The Perils of Life on the Web

Flickr is down. According to FlickrBlog:

We've had a temporary storage failure affecting a sizable chunk of old Flickr photos and are moving about 20 terabytes of photos across a few thousand miles (between two of our data centers) to ensure consistency and smoothness. ALL PHOTOS AND DATA ARE SAFE AND NOTHING HAS BEEN LOST.

Even though nothing was lost, this event does bring up a serious issue now that a lot of people are keeping the bulk of their lives online instead of on their local machines. Giving in to a false sense of security, I'd venture to say that a large majority of people are even more lax about a backup strategy than they were when most of their stuff was kept locally. The ease of starting up a website is a double-edged sword; it's a by-product of the fact that most websites are hosted on commodity hardware – largely the same stuff that sits on your desktop.

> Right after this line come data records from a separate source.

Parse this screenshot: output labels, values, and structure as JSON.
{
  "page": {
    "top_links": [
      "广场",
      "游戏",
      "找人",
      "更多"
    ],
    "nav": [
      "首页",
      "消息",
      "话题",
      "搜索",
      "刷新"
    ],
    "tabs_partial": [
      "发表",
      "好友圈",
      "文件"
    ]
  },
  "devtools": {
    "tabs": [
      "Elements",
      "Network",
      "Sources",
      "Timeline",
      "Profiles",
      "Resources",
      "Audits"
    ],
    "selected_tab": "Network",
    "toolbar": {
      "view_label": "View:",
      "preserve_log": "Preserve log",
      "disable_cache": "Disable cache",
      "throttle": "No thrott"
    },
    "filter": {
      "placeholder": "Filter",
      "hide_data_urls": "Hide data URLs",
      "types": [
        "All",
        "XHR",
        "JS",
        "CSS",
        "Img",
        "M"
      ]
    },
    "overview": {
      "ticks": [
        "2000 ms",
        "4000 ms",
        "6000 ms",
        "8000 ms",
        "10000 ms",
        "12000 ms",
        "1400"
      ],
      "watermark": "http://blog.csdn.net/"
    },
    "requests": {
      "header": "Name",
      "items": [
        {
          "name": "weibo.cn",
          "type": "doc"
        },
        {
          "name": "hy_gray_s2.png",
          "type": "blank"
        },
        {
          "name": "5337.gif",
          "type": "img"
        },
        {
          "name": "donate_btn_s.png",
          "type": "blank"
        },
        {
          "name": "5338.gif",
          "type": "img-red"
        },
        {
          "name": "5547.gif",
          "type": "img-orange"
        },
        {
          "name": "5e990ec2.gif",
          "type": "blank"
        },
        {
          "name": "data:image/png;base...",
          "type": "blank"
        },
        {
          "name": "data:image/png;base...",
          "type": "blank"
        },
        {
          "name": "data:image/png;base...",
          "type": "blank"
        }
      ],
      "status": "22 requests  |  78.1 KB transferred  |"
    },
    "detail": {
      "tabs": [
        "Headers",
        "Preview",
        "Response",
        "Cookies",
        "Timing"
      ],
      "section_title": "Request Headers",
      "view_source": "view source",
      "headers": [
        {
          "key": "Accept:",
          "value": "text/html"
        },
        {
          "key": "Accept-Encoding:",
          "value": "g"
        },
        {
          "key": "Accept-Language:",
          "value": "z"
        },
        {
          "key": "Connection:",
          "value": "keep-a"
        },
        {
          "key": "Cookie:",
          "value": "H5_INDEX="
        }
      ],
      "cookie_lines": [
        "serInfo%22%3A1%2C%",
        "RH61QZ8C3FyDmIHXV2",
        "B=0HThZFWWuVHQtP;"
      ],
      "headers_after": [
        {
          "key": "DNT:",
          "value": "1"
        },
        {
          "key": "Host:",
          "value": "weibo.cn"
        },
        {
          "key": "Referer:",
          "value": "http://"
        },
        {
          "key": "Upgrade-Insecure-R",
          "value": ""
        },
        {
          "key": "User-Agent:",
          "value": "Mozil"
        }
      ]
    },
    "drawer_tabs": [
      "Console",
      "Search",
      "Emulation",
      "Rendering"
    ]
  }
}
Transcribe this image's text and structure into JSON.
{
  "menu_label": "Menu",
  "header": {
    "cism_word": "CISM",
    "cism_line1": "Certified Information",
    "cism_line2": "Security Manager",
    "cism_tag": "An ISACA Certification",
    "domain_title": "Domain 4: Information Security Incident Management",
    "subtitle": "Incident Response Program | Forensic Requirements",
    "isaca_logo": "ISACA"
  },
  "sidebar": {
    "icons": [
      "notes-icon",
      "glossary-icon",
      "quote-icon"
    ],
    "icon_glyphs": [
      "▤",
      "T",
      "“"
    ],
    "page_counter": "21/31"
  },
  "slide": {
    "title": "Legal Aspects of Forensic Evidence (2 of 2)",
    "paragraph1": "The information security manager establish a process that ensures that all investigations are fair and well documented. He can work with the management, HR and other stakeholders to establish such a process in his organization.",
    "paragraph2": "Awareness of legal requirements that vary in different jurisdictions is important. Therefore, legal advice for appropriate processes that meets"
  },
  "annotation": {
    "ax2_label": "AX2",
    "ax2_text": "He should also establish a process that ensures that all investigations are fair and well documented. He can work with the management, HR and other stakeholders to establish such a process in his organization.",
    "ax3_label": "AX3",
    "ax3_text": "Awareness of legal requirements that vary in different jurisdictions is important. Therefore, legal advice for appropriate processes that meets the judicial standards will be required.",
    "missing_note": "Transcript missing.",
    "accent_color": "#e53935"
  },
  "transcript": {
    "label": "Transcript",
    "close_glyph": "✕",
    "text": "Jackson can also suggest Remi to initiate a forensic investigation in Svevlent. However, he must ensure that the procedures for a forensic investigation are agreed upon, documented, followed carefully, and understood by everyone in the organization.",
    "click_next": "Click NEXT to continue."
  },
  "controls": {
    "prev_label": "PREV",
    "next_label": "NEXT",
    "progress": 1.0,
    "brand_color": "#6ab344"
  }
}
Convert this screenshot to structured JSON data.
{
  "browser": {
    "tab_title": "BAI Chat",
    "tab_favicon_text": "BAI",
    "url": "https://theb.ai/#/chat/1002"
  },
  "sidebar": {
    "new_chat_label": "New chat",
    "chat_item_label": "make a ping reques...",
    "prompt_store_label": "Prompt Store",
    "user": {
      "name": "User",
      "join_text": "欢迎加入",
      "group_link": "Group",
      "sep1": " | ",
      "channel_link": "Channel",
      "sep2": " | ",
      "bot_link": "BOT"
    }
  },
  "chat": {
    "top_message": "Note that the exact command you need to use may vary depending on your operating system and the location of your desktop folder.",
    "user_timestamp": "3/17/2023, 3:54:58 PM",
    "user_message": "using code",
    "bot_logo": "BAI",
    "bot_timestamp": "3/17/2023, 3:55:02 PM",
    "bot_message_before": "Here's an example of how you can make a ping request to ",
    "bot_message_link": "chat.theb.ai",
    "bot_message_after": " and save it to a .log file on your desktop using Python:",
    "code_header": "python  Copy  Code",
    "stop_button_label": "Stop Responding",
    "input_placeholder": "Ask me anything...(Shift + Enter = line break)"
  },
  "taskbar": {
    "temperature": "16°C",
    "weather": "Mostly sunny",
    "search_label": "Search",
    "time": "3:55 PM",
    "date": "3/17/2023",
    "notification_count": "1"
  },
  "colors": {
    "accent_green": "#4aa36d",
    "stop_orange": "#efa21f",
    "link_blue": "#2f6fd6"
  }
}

The only difference is that you aren't in control of the backup strategy. Flickr may have a great backup strategy or they may have gotten lucky. We don't know and we probably won't. But hopefully this little incident will push people to order DVDs of their Flickr photos or download their GMail to POP or even to create utilities that'll get your data back in your control.

Now that we're practically placing our lives in the hands of others, we just need to decide just how much actually trust that those hands won't drop us.